November was an incredibly eventful month with Mickey. He came in from living in the field and this immediately affected his mentality and his body. He quickly became quite unfocused, tense and explosive – which meant I’ve been trying to work with a wild horse all month. This meant the competitions I went to didn’t exactly go as planned – but there were plenty of learnings to be had!

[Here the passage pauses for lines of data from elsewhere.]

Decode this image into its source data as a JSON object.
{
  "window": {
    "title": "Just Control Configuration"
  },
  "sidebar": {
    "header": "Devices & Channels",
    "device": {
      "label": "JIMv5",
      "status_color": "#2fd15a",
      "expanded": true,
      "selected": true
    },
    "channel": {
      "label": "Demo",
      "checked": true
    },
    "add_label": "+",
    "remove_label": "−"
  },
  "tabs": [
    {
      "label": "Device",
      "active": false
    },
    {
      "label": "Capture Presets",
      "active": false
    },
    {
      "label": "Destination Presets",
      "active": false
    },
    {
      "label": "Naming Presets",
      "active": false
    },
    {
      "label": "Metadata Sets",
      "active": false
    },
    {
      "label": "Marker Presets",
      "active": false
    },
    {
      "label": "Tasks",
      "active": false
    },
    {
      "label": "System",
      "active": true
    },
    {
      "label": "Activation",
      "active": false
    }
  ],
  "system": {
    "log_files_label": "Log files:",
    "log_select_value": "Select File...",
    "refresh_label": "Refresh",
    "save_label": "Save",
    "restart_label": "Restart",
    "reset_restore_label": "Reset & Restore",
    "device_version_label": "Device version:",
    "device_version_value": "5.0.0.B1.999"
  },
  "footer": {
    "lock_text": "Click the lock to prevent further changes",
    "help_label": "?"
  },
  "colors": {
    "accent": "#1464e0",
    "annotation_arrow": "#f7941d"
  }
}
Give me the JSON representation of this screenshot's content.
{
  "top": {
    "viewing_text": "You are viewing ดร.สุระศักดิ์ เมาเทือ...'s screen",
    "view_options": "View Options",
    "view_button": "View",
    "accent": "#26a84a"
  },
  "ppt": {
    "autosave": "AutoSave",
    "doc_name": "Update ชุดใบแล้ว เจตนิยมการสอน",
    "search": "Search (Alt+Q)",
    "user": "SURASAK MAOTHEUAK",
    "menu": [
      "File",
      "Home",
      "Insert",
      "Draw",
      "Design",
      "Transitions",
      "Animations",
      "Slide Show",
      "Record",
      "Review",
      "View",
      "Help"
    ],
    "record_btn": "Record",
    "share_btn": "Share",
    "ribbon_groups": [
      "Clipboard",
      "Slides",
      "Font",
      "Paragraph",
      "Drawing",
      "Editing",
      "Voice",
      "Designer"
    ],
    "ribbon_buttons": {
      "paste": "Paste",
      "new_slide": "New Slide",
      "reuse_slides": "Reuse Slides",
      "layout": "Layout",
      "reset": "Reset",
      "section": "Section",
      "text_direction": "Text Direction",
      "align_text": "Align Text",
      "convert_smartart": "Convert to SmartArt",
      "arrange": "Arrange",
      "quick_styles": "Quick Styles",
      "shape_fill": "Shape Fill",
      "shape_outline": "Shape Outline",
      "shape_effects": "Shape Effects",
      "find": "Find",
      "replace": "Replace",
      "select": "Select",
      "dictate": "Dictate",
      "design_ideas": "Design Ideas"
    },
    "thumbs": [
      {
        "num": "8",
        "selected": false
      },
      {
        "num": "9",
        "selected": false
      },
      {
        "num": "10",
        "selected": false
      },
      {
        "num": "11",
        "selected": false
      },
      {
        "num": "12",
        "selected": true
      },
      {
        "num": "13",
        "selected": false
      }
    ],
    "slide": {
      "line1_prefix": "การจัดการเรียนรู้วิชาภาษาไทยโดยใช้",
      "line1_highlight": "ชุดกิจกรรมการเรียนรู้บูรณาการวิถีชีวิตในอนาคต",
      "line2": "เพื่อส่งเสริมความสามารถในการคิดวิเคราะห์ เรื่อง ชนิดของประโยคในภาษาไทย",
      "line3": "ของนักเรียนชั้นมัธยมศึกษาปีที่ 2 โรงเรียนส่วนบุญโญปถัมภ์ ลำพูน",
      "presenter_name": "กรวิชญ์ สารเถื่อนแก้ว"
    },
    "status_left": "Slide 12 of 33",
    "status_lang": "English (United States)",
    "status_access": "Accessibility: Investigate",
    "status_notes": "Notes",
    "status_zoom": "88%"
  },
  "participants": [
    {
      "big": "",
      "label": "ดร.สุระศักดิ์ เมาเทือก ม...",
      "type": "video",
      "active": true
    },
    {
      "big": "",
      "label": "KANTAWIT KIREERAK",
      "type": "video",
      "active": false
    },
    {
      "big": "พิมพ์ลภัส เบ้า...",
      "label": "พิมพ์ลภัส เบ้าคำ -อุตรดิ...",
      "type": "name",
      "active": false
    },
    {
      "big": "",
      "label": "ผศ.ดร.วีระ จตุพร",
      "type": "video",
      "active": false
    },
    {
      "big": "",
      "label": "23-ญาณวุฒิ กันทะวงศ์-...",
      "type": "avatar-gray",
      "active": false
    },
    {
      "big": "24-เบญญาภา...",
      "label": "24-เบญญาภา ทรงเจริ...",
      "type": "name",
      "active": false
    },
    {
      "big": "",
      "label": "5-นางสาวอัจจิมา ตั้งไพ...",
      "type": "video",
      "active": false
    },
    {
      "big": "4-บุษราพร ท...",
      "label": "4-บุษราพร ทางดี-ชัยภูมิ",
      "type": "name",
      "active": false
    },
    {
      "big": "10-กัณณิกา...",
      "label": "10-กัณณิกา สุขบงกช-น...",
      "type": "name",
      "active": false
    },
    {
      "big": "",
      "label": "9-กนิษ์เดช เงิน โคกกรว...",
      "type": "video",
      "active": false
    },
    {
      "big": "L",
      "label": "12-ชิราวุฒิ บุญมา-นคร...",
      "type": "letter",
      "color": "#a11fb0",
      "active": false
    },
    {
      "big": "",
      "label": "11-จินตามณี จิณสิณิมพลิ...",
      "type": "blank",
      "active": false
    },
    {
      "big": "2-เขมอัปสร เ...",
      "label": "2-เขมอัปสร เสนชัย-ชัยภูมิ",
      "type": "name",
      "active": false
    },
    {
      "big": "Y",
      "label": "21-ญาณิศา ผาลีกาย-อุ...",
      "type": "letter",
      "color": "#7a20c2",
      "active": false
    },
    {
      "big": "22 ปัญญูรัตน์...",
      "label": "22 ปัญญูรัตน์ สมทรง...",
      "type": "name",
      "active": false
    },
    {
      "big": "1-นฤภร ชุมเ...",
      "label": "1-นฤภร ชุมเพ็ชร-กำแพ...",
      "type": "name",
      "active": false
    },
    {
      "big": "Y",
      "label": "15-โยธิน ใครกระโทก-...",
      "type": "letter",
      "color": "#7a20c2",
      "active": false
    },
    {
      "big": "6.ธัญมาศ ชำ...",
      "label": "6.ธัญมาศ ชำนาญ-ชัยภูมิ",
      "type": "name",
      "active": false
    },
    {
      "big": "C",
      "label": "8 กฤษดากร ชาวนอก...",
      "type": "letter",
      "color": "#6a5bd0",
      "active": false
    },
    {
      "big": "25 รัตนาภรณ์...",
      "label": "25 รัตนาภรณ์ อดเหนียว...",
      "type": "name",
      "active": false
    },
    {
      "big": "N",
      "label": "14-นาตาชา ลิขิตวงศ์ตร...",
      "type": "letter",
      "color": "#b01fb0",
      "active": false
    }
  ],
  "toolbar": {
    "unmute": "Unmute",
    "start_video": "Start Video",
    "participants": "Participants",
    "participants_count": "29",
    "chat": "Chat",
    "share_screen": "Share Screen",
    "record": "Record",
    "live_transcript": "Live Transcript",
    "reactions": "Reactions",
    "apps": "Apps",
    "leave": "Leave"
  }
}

The first competing we had at Bluegate Hall Farm on November 7th. As we were waiting to enter the arena he was trembling with fear. He went into the arena rearing and bucking and afraid of even taking a step forward. To be fair it was a windy, rainy day, the arena was covered in puddles, the big trees next to his shook like there was no tomorrow and the arena was smaller which Mickey’s not used to. I thought I would have to retire before even starting the test but somehow I managed to get him forward – and I just about got him around the test (with a score that’s not even worth mentioning). The second test on the same day was in another arena which he was more familiar with so he did calm down somewhat but his tension resulted in three mistakes which cost us dearly as our percentage dropped to 65% – not the 67% we needed. It was not quite the outing we’d expected but one that hopefully helped him to get used to extreme weather conditions even a tiny bit. Also, I realised he’s too big of a horse to do small arena tests with and because of his young age and sensitivity, I may need to accept the fact that he’s not a horse that can handle all kinds of weather conditions – at least not yet.

Wild_horse2

The second competition we did was in an indoor he hadn’t been in before. He settled in the warm up after the initial tension but as we went into the competition ring he was in full panic mode. He was terrified of the boards, the wind shaking the mirrors, his own reflection on the judges box and the audience seating. Needless to say the whole test was a mess – he reared going down the centre line, he refused to go into one of the corner’s at all and he took off three times. He was totally running on adrenaline and his flight instinct kicked in in overdrive which meant I was invisible to him. The only positive was I managed to stay one! Eventually I retired from the test and just rode around the arena to try to get him to breath and calm down. We went in again for our second test and this time managed to get him around the whole test but as he was still high on adrenaline, the further the test went, the more panicky he got again. The test was full of mistakes and tension so it was a really rough ride (which even the judge mentioned saying “Did not look like an easy ride!”. So there was no sign of 67% on that day. Luckily my trainers were there as well to calm me down and said he’s just young and inexperienced, and I just need to go out more and more to get over situations like this. He is a hot, sensitive, drama queen – so we just need to train the drama reactions out and make the hot & sensitive nature more manageable – all work in progress!

After this test we had a well timed session with horsemanship expert Richard Maxwell again – and we spent about four hours desensitising Mickey to all kinds of noises and weirdness around him in the round pen. It was incredible to watch as by the end Richard had managed to get Mickey to stop and think rather then panic and run when he was faced with a new threat. Obviously there is still a long way to go to get him to be like this all the time but I’ve started to do this kind of horsemanship work 2-3 times a week to make more progress. I also plan to do it for 20-30 minutes before loading him up in the lorry to take him to competitions to remind him of this stop and think response right before taking him a high energy show situation.

We had our final try to get that last qualifying point on November 28th – and I’d only entered one test to focus him fully for that. He felt great in the warm up despite being quite hot and explosive and I felt like he was listening better than last time. As we entered the arena to do our test, he tensed up a little bit but I managed to contain it. We did have a few eventful moments with a trot circle full of spooks, one spin away from the judge’s box and bucking canter circle – but all the moments in between were superb. This time he was definitely more controllable in between his naughty moments – but they were still really expensive mistakes to have. We ended up on a score of 66% – just 3 points short of getting 67%! However I didn’t feel disappointed as I did feel like we had made a massive leap since our previous outing where we had to retire from a test. And… we ended up having our first victory with that score! And boy did that feel good! After 3.5 years of training this wild child we finally got our first red ribbon – and there were 12 contestants too so it wasn’t an easy win (or an easy ride with his ballerina moments!). I also loved the judge’s comment after this test which summarised him so perfectly: “Super horse – kept us on the edge of our seats!” It was a fantastic end to the season and definitely one of the highlights I’ve had with him so far. I was smiling ear to ear for days and celebrated in the evening with some champagne.

Wild_horse_victory2

I can not wait to start working towards the summer regionals now. The qualifying competitions have already started as of December 1st – but my plan is to get him more settled, focused and stronger first. Then the plan is to do an intense burst of competing March through to June when the weather calms down a bit and he can start living out again. This sound calm down the wild horse and bring out more of the dressage pro. It will help our competition scores a lot!

This is what Mickey thinks about wrapping up the 2015 competition season… “Finally I can get more rest!”